The provision kicked into effect on Jan. 1; however, Part D plans have until March 31 to implement the cap. The law requires beneficiaries to be reimbursed for excess cost sharing within 30 days.

“There are some people who are already seeing it when they go to the pharmacy now,” CMS Administrator Chiquita Brooks-LaSure told POLITICO. “And then there are others that will be reimbursed by their plan.”

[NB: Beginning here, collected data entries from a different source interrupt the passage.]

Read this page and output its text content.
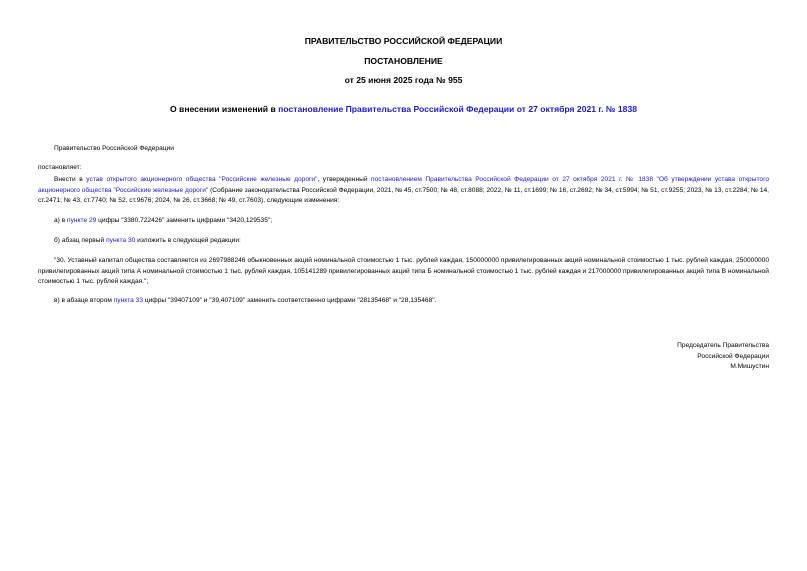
ПРАВИТЕЛЬСТВО РОССИЙСКОЙ ФЕДЕРАЦИИ
ПОСТАНОВЛЕНИЕ
от 25 июня 2025 года № 955
О внесении изменений в постановление Правительства Российской Федерации от 27 октября 2021 г. № 1838
Правительство Российской Федерации
постановляет:
Внести в устав открытого акционерного общества "Российские железные дороги", утвержденный постановлением Правительства Российской Федерации от 27 октября 2021 г. № 1838 "Об утверждении устава открытого акционерного общества "Российские железные дороги" (Собрание законодательства Российской Федерации, 2021, № 45, ст.7500; № 48, ст.8088; 2022, № 11, ст.1699; № 16, ст.2692; № 34, ст.5994; № 51, ст.9255; 2023, № 13, ст.2284; № 14, ст.2471; № 43, ст.7740; № 52, ст.9676; 2024, № 26, ст.3668; № 49, ст.7603), следующие изменения:
а) в пункте 29 цифры "3380,722426" заменить цифрами "3420,129535";
б) абзац первый пункта 30 изложить в следующей редакции:
"30. Уставный капитал общества составляется из 2697988246 обыкновенных акций номинальной стоимостью 1 тыс. рублей каждая, 150000000 привилегированных акций номинальной стоимостью 1 тыс. рублей каждая, 250000000 привилегированных акций типа А номинальной стоимостью 1 тыс. рублей каждая, 105141289 привилегированных акций типа Б номинальной стоимостью 1 тыс. рублей каждая и 217000000 привилегированных акций типа В номинальной стоимостью 1 тыс. рублей каждая.";
в) в абзаце втором пункта 33 цифры "39407109" и "39,407109" заменить соответственно цифрами "28135468" и "28,135468".
Председатель Правительства
Российской Федерации
М.Мишустин
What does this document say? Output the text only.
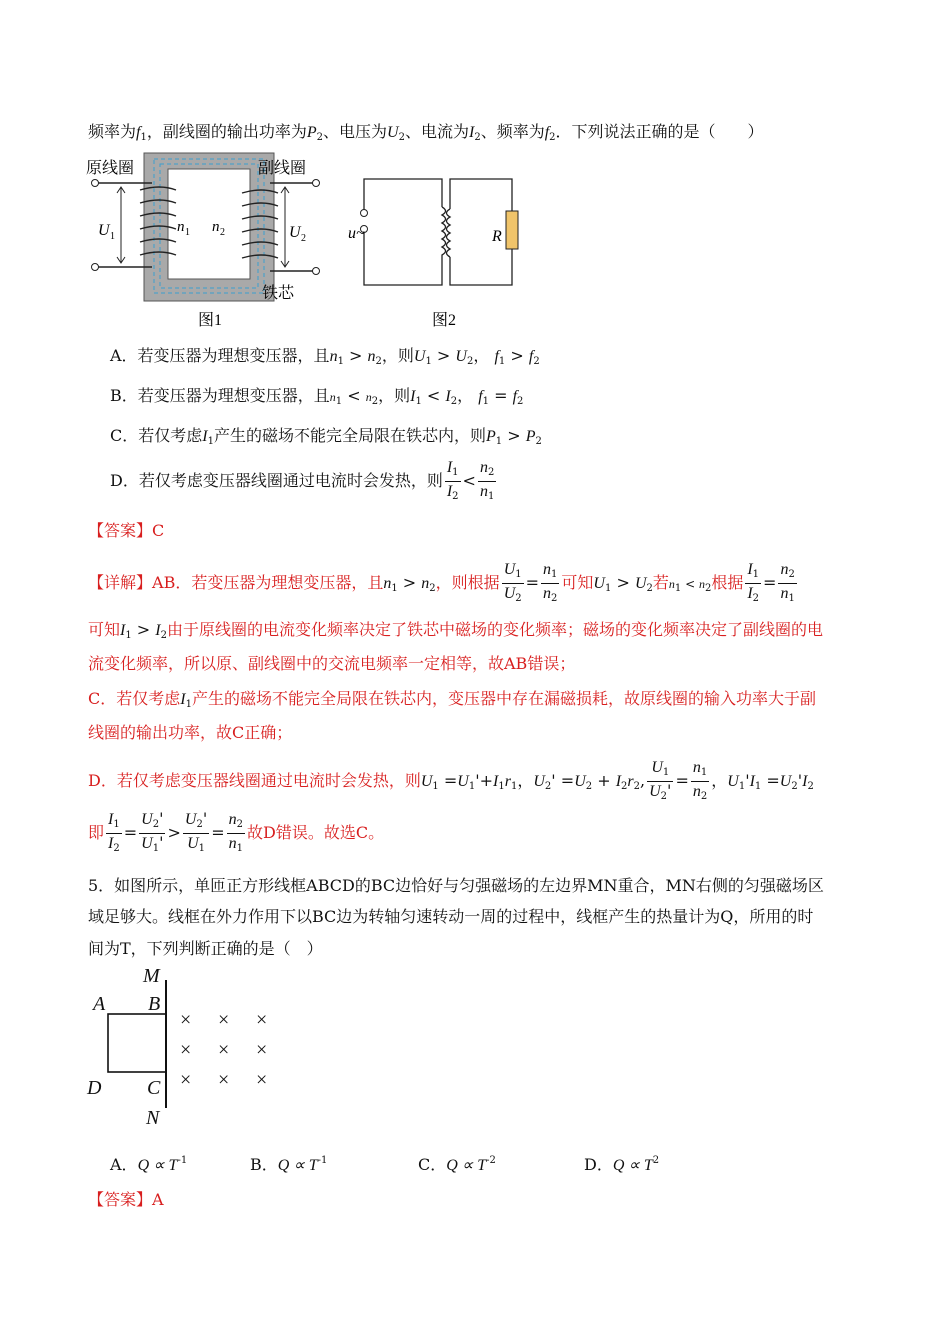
频率为$f_1$，副线圈的输出功率为$P_2$、电压为$U_2$、电流为$I_2$、频率为$f_2$．下列说法正确的是（　　）
U 1
n 1 n 2	U 2
原线圈	副线圈
铁芯
图1
u~	R
图2
A．若变压器为理想变压器，且$n_1 > n_2$，则$U_1 > U_2$， $f_1 > f_2$
B．若变压器为理想变压器，且$n_1 < n_2$，则$I_1 < I_2$， $f_1 = f_2$
C．若仅考虑$I_1$产生的磁场不能完全局限在铁芯内，则$P_1 > P_2$
D．若仅考虑变压器线圈通过电流时会发热，则 $\frac{I_1}{I_2} < \frac{n_2}{n_1}$
【答案】C
【详解】AB．若变压器为理想变压器，且$n_1 > n_2$，则根据 $\frac{U_1}{U_2} = \frac{n_1}{n_2}$ 可知$U_1 > U_2$若$n_1 < n_2$根据 $\frac{I_1}{I_2} = \frac{n_2}{n_1}$
可知$I_1 > I_2$由于原线圈的电流变化频率决定了铁芯中磁场的变化频率；磁场的变化频率决定了副线圈的电
流变化频率，所以原、副线圈中的交流电频率一定相等，故AB错误；
C．若仅考虑$I_1$产生的磁场不能完全局限在铁芯内，变压器中存在漏磁损耗，故原线圈的输入功率大于副
线圈的输出功率，故C正确；
D．若仅考虑变压器线圈通过电流时会发热，则$U_1 =U_1'+I_1r_1$，$U_2' =U_2 + I_2r_2$, $\frac{U_1}{U_2'} = \frac{n_1}{n_2}$ ，$U_1'I_1 =U_2'I_2$
即 $\frac{I_1}{I_2} = \frac{U_2'}{U_1'} > \frac{U_2'}{U_1} = \frac{n_2}{n_1}$ 故D错误。故选C。
5．如图所示，单匝正方形线框ABCD的BC边恰好与匀强磁场的左边界MN重合，MN右侧的匀强磁场区
域足够大。线框在外力作用下以BC边为转轴匀速转动一周的过程中，线框产生的热量计为Q，所用的时
间为T，下列判断正确的是（　）
× × ×
× × ×
× × ×
M
A B
D C
N
A．$Q \propto T^{-1}$	B．$Q \propto T^{-1}$	C．$Q \propto T^{-2}$	D．$Q \propto T^2$
【答案】A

In July, the monthly cap on insulin cost sharing will take effect for Medicare Part B, an IRA provision that will benefit those who require insulin administered through nondisposable insulin pumps. The HHS analysis found that the provision would have saved about $27 million for approximately 31,000 Part B beneficiaries if it had been in effect in 2020.

TELEHEALTH: MAYBE NOT A MIRACLE CURE — Despite widespread belief that telehealth would make it easier for people to access treatment for opioid use disorder, a new study has found no evidence to back up that view, Ben writes.

The study’s findings, published Tuesday in JAMA Network Open, undermine a key argument for permanently continuing virtual prescribing of the drugs used to treat the disorder, a practice permitted under a pandemic emergency waiver.

While virtual care usage significantly spiked during the pandemic, researchers found no difference in treatment initiation or clinical outcomes among patients in the low- and high-use telemedicine groups. However, that finding might be explained by a dearth of broadband internet service in lower-income and rural areas.

GATES FOUNDATION BOSS SLAMS LACK OF PANDEMIC PREP MONEY — Mark Suzman, the CEO of the Bill and Melinda Gates Foundation, said on Tuesday he was amazed at the lack of money from governments for future pandemic preparedness given the huge economic losses the world experienced because of the current pandemic, Carmen writes.

A World Bank–hosted Pandemic Fund, which is expected to issue its first call for proposals next week, has received only about $1.6billion in commitments so far — a fraction of the $10 billion it seeks yearly.

“What you get is a lot of grand statements and commitments,” Suzman said in a briefing to reporters Monday. “The profound lesson is: it’s very difficult when governments and other partners and private sector are focusing on short-term issues from inflation to energy [and] just not rising to the challenge.”

For its part, the Gates Foundation announced last week a 15 percent increase in its 2023 budget, set to reach $8.3 billion, to be spent mainly on global health, women empowerment, agriculture and education. The foundation aims to reach a $9 billion budget by 2026.

AmerisourceBergen has said it will change its name and brand to Cencora to better reflect “its global strategy and its bold vision and purpose-driven approach to creating healthier futures,” according to a company statement.

The New York Times reports that an increasing number of hospitals and medical practices are charging for doctors’ written responses to patients.

The Associated Press reports on new gene therapy that shows promise in treating several brain disorders.

Stat reports on how the increasing prevalence of chatbots raises new questions in mental health care.